En Russie, les cryptomonnaies marquent de nouveau le pas : la Banque centrale ne prévoit de parachever le cadre réglementaire qu'en novembre 2026. Alors que le projet de loi relatif à la monnaie et aux droits numériques est en cours de préparation pour sa deuxième lecture, la Bourse de Moscou s'engage à lancer les échanges dès la signature des documents officiels. Selon les estimations, un marché pleinement opérationnel ne verra le jour qu'en 2027.
Vladimir Chistioukhine, premier vice-président de la Banque centrale, a clairement indiqué que les textes d'application paraîtraient en octobre, voire début novembre si le calendrier du ministère de la Justice est respecté. Anatoli Aksakov, député à la Douma, se félicite d'une régulation conceptuellement « brillante ». Toutefois, derrière cette assurance se cache la prudence habituelle du régulateur : forte volatilité, risques liés aux sanctions et volonté d'empêcher la fuite des capitaux vers des circuits non contrôlés.
Les intérêts des différentes parties sont manifestes. Les banques et les courtiers voient dans la crypto une nouvelle source de commissions et un outil de diversification des portefeuilles — pouvant représenter 7 à 10 % chez les clients actifs. La Bourse de Moscou est prête à opérer, mais uniquement sur le Bitcoin et l'Ethereum : les seuils fixés à 5 000 milliards de roubles de capitalisation et 1 000 milliards de roubles de volume quotidien excluent tout le reste. Les sociétés de gestion évaluent déjà le potentiel des futurs fonds en les comparant au marché de l'or, tandis que les plateformes d'échange craignent, à l'inverse, une migration des clients vers la bourse où les prix sont plus bas et les marges plus réduites.
Le facteur des sanctions ajoute une touche d'ironie à la situation. Les cryptomonnaies acquises sur la Bourse de Moscou risquent d'être jugées « toxiques » par les plateformes étrangères, raison pour laquelle de nombreux investisseurs continuent de privilégier les services internationaux.
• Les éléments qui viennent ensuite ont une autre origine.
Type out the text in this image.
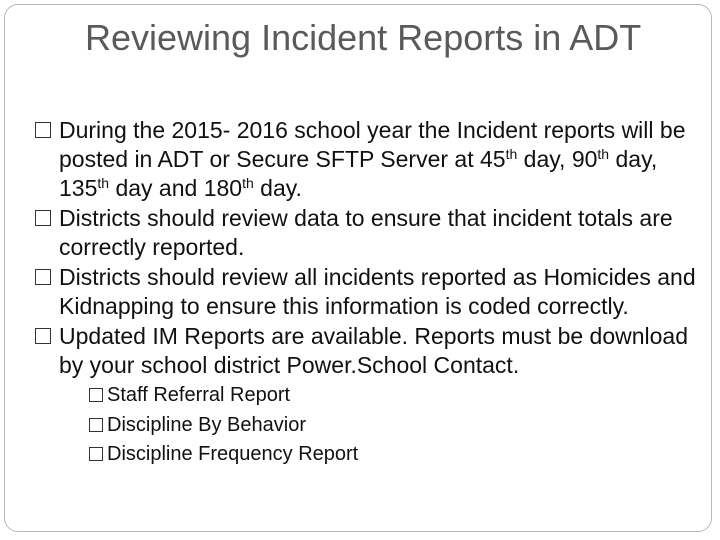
Reviewing Incident Reports in ADT
During the 2015- 2016 school year the Incident reports will be posted in ADT or Secure SFTP Server at 45th day, 90th day, 135th day and 180th day.
Districts should review data to ensure that incident totals are correctly reported.
Districts should review all incidents reported as Homicides and Kidnapping to ensure this information is coded correctly.
Updated IM Reports are available. Reports must be download by your school district Power.School Contact.
Staff Referral Report
Discipline By Behavior
Discipline Frequency Report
Le régulateur édifie, en substance, un système parallèle qui pourrait rester isolé. Il ne s'agit pas d'un simple retard bureaucratique, mais d'une tentative d'intégrer un actif volatil dans le cadre rigide de l'architecture financière traditionnelle, où chaque étape est testée pour sa résilience aux chocs externes.
Imaginez un fleuve que l'on voudrait canaliser dans du béton : l'eau finira toujours par trouver des failles, mais le débit et l'ampleur des crues seront ainsi maîtrisés. Il en va de même pour la crypto : des critères stricts et un lancement progressif limitent les risques pour les particuliers, tout en restreignant les options et la vitesse d'intégration. Ceux qui négocient actuellement sur des plateformes étrangères ne basculeront probablement pas immédiatement vers le marché national.
Ce report offre également un répit aux investisseurs eux-mêmes. En l'absence de règles claires sur la conservation et les dépositaires, investir dans les actifs numériques reste une loterie assortie de risques juridiques accrus. Comme le dit le vieil adage, il faut « se hâter lentement », surtout lorsqu'il s'agit de fonds capables de s'évaporer avant même que le régulateur n'ait le temps de réagir.
En définitive, le marché crypto russe de 2027 sera vraisemblablement conservateur, restreint et tourné vers les acteurs qualifiés — soit précisément ce que la Banque centrale appelle de ses vœux.